This is the third book in Maxwell’s series that began with Ring of Bright Water. Like the second, The Rocks Remain, it focuses more on the author’s personal trials than on the otters. Maxwell explains in an opening chapter that when he wrote The Rocks Remain he could not share all details of what was happening at Camusfearna, but now in Raven Seek Thy Brother all is divulged, to make clear why his idyll was spoiled and eventually abandoned. He states early in the book that after a failed relationship his ex cursed the rowan tree on his land and following that misfortunes one after another came upon Camusfearna. The reader learns about various accidents, management problems and financial straits, as well as the author’s debilitating health problems. There is a curious chapter about local tales of supernatural events, including a poltergeist that appears to haunt Maxwell’s own house for a time. Another chapter describes his travels to Iceland in order to learn about eider duck colonies, in the interest of establishing his own to gather the down for profit. I enjoyed reading about when he took his two deerhounds (older and inexperienced compared to the other dogs) coursing for hares on the moors with a local club. The book ends, sadly, with the disintegration of Camusfearna and his efforts to ensure a safe future for the otters. My assumption at the end of The Rocks Remain that he had let go free otters which were not native was mistaken; here it was made clear to me that only the Scottish otters were released into the wild (and some years later one returned to him after it had been injured, in a remarkable reunion); the foreign species he tried to place in zoos when he could no longer keep them. The chapters about the otters are the highlight of this book, but as the best one comes at the very end it felt kind of belated. The narrative is sometimes a muddle (I could not make sense of the section describing how he was incriminated by the Italian law after publishing God Protect Me From My Friends) but I still really enjoy the quality and style of Maxwell’s writing.
233 pages, 1968
I'm wondering if this is based on a true story.

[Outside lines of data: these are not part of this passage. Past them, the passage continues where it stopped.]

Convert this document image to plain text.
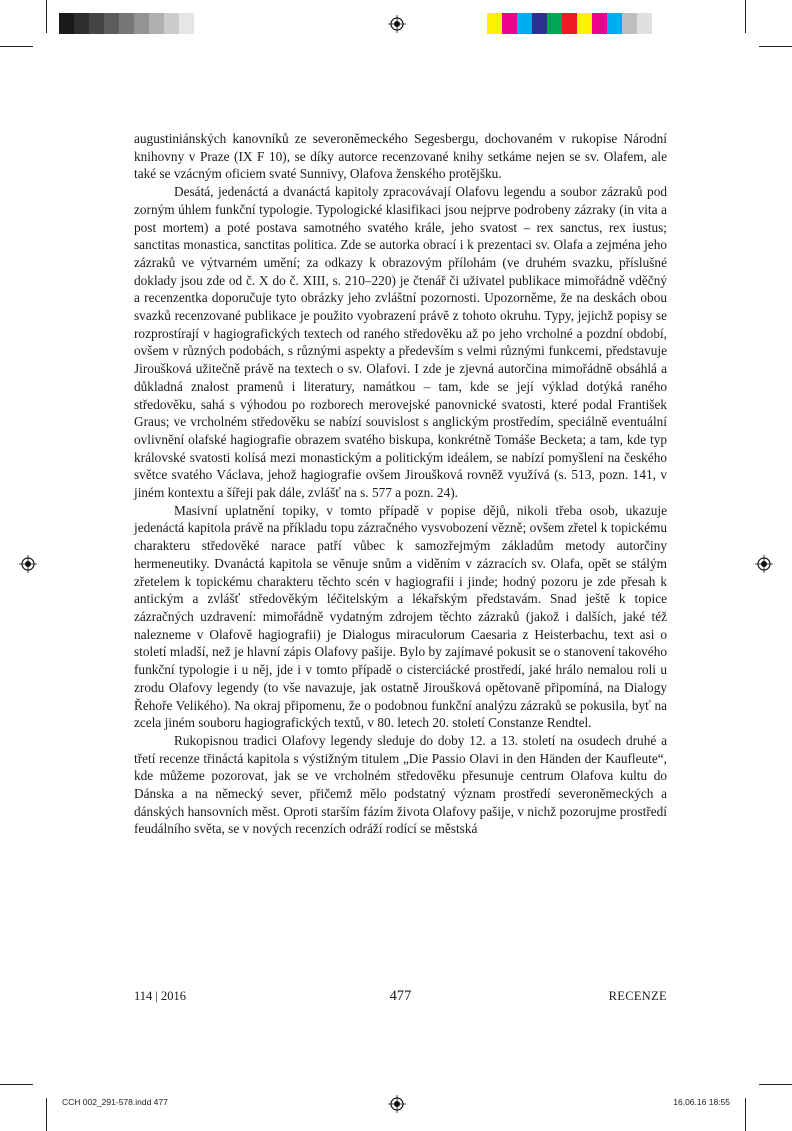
augustiniánských kanovníků ze severoněmeckého Segesbergu, dochovaném v rukopise Národní knihovny v Praze (IX F 10), se díky autorce recenzované knihy setkáme nejen se sv. Olafem, ale také se vzácným oficiem svaté Sunnivy, Olafova ženského protějšku.

Desátá, jedenáctá a dvanáctá kapitoly zpracovávají Olafovu legendu a soubor zázraků pod zorným úhlem funkční typologie. Typologické klasifikaci jsou nejprve podrobeny zázraky (in vita a post mortem) a poté postava samotného svatého krále, jeho svatost – rex sanctus, rex iustus; sanctitas monastica, sanctitas politica. Zde se autorka obrací i k prezentaci sv. Olafa a zejména jeho zázraků ve výtvarném umění; za odkazy k obrazovým přílohám (ve druhém svazku, příslušné doklady jsou zde od č. X do č. XIII, s. 210–220) je čtenář či uživatel publikace mimořádně vděčný a recenzentka doporučuje tyto obrázky jeho zvláštní pozornosti. Upozorněme, že na deskách obou svazků recenzované publikace je použito vyobrazení právě z tohoto okruhu. Typy, jejichž popisy se rozprostírají v hagiografických textech od raného středověku až po jeho vrcholné a pozdní období, ovšem v různých podobách, s různými aspekty a především s velmi různými funkcemi, představuje Jiroušková užitečně právě na textech o sv. Olafovi. I zde je zjevná autorčina mimořádně obsáhlá a důkladná znalost pramenů i literatury, namátkou – tam, kde se její výklad dotýká raného středověku, sahá s výhodou po rozborech merovejské panovnické svatosti, které podal František Graus; ve vrcholném středověku se nabízí souvislost s anglickým prostředím, speciálně eventuální ovlivnění olafské hagiografie obrazem svatého biskupa, konkrétně Tomáše Becketa; a tam, kde typ královské svatosti kolísá mezi monastickým a politickým ideálem, se nabízí pomyšlení na českého světce svatého Václava, jehož hagiografie ovšem Jiroušková rovněž využívá (s. 513, pozn. 141, v jiném kontextu a šířeji pak dále, zvlášť na s. 577 a pozn. 24).

Masivní uplatnění topiky, v tomto případě v popise dějů, nikoli třeba osob, ukazuje jedenáctá kapitola právě na příkladu topu zázračného vysvobození vězně; ovšem zřetel k topickému charakteru středověké narace patří vůbec k samozřejmým základům metody autorčiny hermeneutiky. Dvanáctá kapitola se věnuje snům a viděním v zázracích sv. Olafa, opět se stálým zřetelem k topickému charakteru těchto scén v hagiografii i jinde; hodný pozoru je zde přesah k antickým a zvlášť středověkým léčitelským a lékařským představám. Snad ještě k topice zázračných uzdravení: mimořádně vydatným zdrojem těchto zázraků (jakož i dalších, jaké též nalezneme v Olafově hagiografii) je Dialogus miraculorum Caesaria z Heisterbachu, text asi o století mladší, než je hlavní zápis Olafovy pašije. Bylo by zajímavé pokusit se o stanovení takového funkční typologie i u něj, jde i v tomto případě o cisterciácké prostředí, jaké hrálo nemalou roli u zrodu Olafovy legendy (to vše navazuje, jak ostatně Jiroušková opětovaně připomíná, na Dialogy Řehoře Velikého). Na okraj připomenu, že o podobnou funkční analýzu zázraků se pokusila, byť na zcela jiném souboru hagiografických textů, v 80. letech 20. století Constanze Rendtel.

Rukopisnou tradici Olafovy legendy sleduje do doby 12. a 13. století na osudech druhé a třetí recenze třináctá kapitola s výstižným titulem „Die Passio Olavi in den Händen der Kaufleute“, kde můžeme pozorovat, jak se ve vrcholném středověku přesunuje centrum Olafova kultu do Dánska a na německý sever, přičemž mělo podstatný význam prostředí severoněmeckých a dánských hansovních měst. Oproti starším fázím života Olafovy pašije, v nichž pozorujme prostředí feudálního světa, se v nových recenzích odráží rodící se městská

114 | 2016	477	RECENZE
CCH 002_291-578.indd 477	16.06.16 18:55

He certainly wrote it as if it were. I had no doubts until I began reading about the supernatural occurrences. The author almost sounded skeptical himself, but then described windows being blown out of the house and objects flying off shelves, with no clear explanation as to what caused them. I didn't quite know what to think.
I like all these titles, but I get antsy when people write about supernatural events in a nonfictiony way and then don't tell me what was actually causing them. I know there are more things in heaven and earth etc., but anyway I do not believe in poltergeists.
Jenny- I know what you mean. It makes it hard to come away from the book feeling satisfied, in a way.